Handling erroneous input data


I read many times that we good, bad and ugly data should be loaded to raw vault and then handled via business rules, but is always practical?
What if there is 1 row of bad data in the source system, that cannot be cleaned up due to historical bookings? It causes satellite load to crash. Is worth defining the satellite as multi-active and additional logic just to sort out this row?
I see 2 pragmatic options:

  • filter out problematic rows at source - works, but caviot is that you loose visibility of how many errors there are, especially if you filter out ranges of data
  • introduce additional flag in load tables (e.g. DATA_ERROR), then after loading data run UPDATE to flag errorenous data, filter them out in staging code, before loading Raw Vault - this violates INSERT ONLY principle
    What is your opinion?


If hard business rules cannot be performed than the “data-contract” is broken by the supplier. Who can determine if a row is errorenous if data contract is not broken?

You’re right and this is a common issue,
If it cannot be removed because there is some historical context then it should be filtered out if it has no business value, you have data that breaks the business rules.
I would not default to modelling structures for the sake of bad data, this is not good practice, a Multi-Active Satellite would not solve this for you anyway!

Thanks Patrick,
Would you load errors, flag them in staging area, but exclude from further processing or exclude already in the load query? I use primarily pull SQL/ODBC interfaces, where I can specify filter conditions.

My team is actually building a solution for this right now, focusing primarily on duplicates (one BK being delivered more than once, with different payloads). We’re using a dbtvault ranked column in the staging hashview, partitioning by hashkey and ordering by the hashdiff. Rank 1 gets loaded into the Satellite, all problem cases (including rank 1) get re-directed to our big generic DQ bin (our consumers rather want potentially incorrect data than no data at all). We’ll build reports on that table so that as soon as we identify duplicates, we can talk to the source to get them fixed. And if really necessary, we can build business rules to fetch other records from that table. But that’s going to be our last resort.

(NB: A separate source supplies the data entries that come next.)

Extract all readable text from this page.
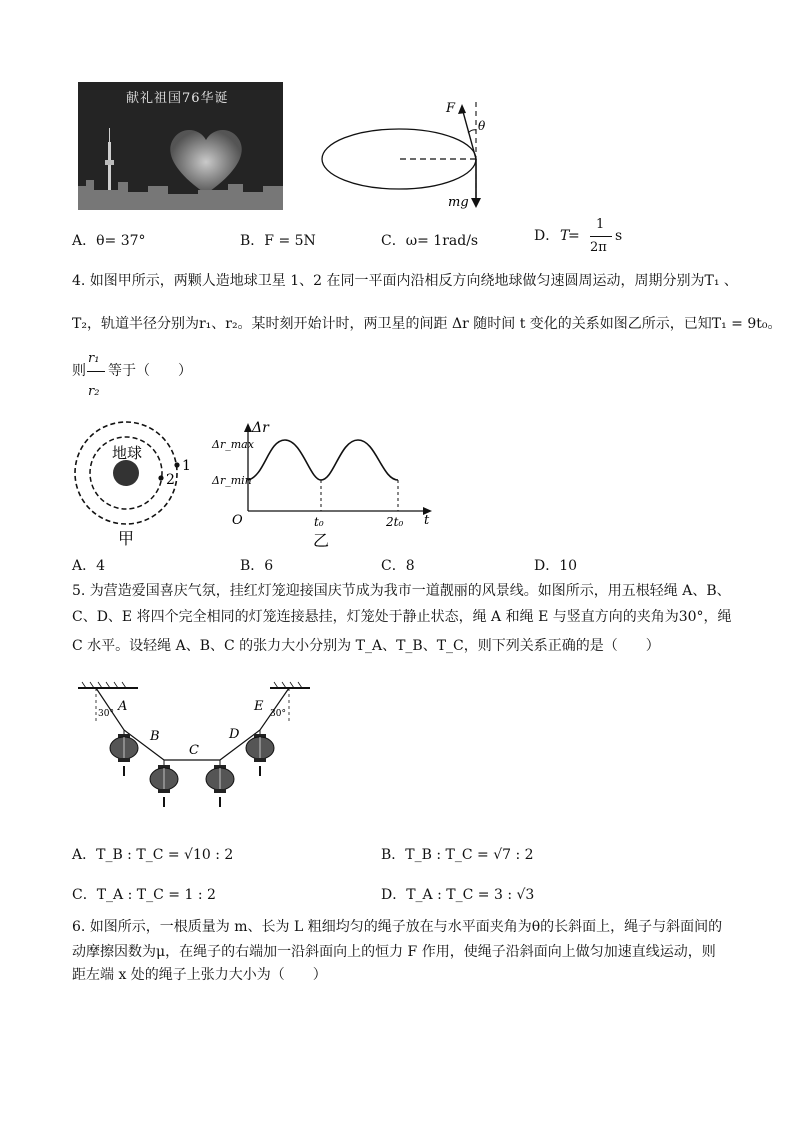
献礼祖国76华诞
F
θ
mg
A．θ= 37°	B．F = 5N	C．ω= 1rad/s	D． T
=
1
2π
s
4. 如图甲所示，两颗人造地球卫星 1、2 在同一平面内沿相反方向绕地球做匀速圆周运动，周期分别为T₁ 、
T₂，轨道半径分别为r₁、r₂。某时刻开始计时，两卫星的间距 Δr 随时间 t 变化的关系如图乙所示，已知T₁ = 9t₀。
则
r₁
r₂
等于（　　）
地球
1
2
甲
Δr
Δr_max
Δr_min
O	t₀	2t₀ t
乙
A．4	B．6	C．8	D．10
5. 为营造爱国喜庆气氛，挂红灯笼迎接国庆节成为我市一道靓丽的风景线。如图所示，用五根轻绳 A、B、
C、D、E 将四个完全相同的灯笼连接悬挂，灯笼处于静止状态，绳 A 和绳 E 与竖直方向的夹角为30°，绳
C 水平。设轻绳 A、B、C 的张力大小分别为 T_A、T_B、T_C，则下列关系正确的是（　　）
30°	30°
A
B
C
D
E
A．T_B : T_C = √10 : 2	B．T_B : T_C = √7 : 2
C．T_A : T_C = 1 : 2	D．T_A : T_C = 3 : √3
6. 如图所示，一根质量为 m、长为 L 粗细均匀的绳子放在与水平面夹角为θ的长斜面上，绳子与斜面间的
动摩擦因数为μ，在绳子的右端加一沿斜面向上的恒力 F 作用，使绳子沿斜面向上做匀加速直线运动，则
距左端 x 处的绳子上张力大小为（　　）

At the same time, we already have a source that we know delivers duplicates, because of past system migrations and their incapability to get their sh*t together… and we know which “record to take” based on specific ordering… so in that case, we don’t do the ordering by hashdiff but by a specific selection of payload attributes.

edit: at first, I also went with the MAS solution. A regular sat for all rank=1 records, and a MAS for all problem cases, so we at least didn’t throw any data away (and also to have a table to build reports off of). But that was for the sources for which we already knew there were issues. But ideally you have a generic solution in place that can also tackle all future duplicates. Especially in our case when we started with our historical loading where we found out some other sources had delivered duplicates in the past as well.

Sounds like a good idea. Let me summarize the approach:

  • implement optional “QAd Load” view on top of loaded data, views perform ranking / filters out erroneous data
  • RV loaders are based on :“QAd Load” views, are still standardized and don’t contain any custom QA logic
  • Error cases can be routed from QAd views to Error Mart for analysis and monitoring
    Is my summary correct?

I’d identify them and load them into an Error Mart, that way you’re always auditable to the source but you haven’t corrupted the vault.
A dynamic approach would then be to have these not only flagged but sent to source to fix them (if possible)

1 Like

edit: I blindly assumed you’re also using dbtvault… which I’m not sure you actually do. If not, then the below example yaml might not make much sense ^^

Our RV loaders themselves are the same, but our hash views are different. It starts with the fact that our hash views are target-based, not source-based. You can map a source file to various DV objects, potentially with different grains. Of course you’d want to create a ranked column to find duplicates on what the source says is the PK. But I’ve often found that a source file can contain different entities that don’t have the same grain, so you’d map that to, for example, a link+sat, but also a hub+sat. The PK of the table probably is the same as the PK of your link+sat, but for the hubsat you will need to check for duplicates as well. So each of our (again, target-based) hash views contain a ranked column. So a hash view will look like this (left out some fields for simplicity):


{%- set yaml_metadata -%}
    entity_id: CAST(id AS STRING)
    - entity_id
        - attr
        is_hashdiff: true
        - h_entity_hkey
        - s_entity_src_hdiff: ASC
source_model: v_stg_raw_src_filename
{%- endset -%}

{% set metadata_dict = fromyaml(yaml_metadata) %}


{{ dbtvault.stage(
        include_source_columns=metadata_dict.get('include_source_columns', none),
        source_model=metadata_dict.get('source_model', none),
        derived_columns=metadata_dict.get('derived_columns', none),
        null_columns=metadata_dict.get('null_columns', none),
        hashed_columns=metadata_dict.get('hashed_columns', none),
        ranked_columns=metadata_dict.get('ranked_columns', none)) }}

WHERE dq_payload_rank = 1

As you can see, we wrapped the macro in our own CTE.

I don’t know DBT but can get the idea by looking at the configuration :slight_smile: thanks!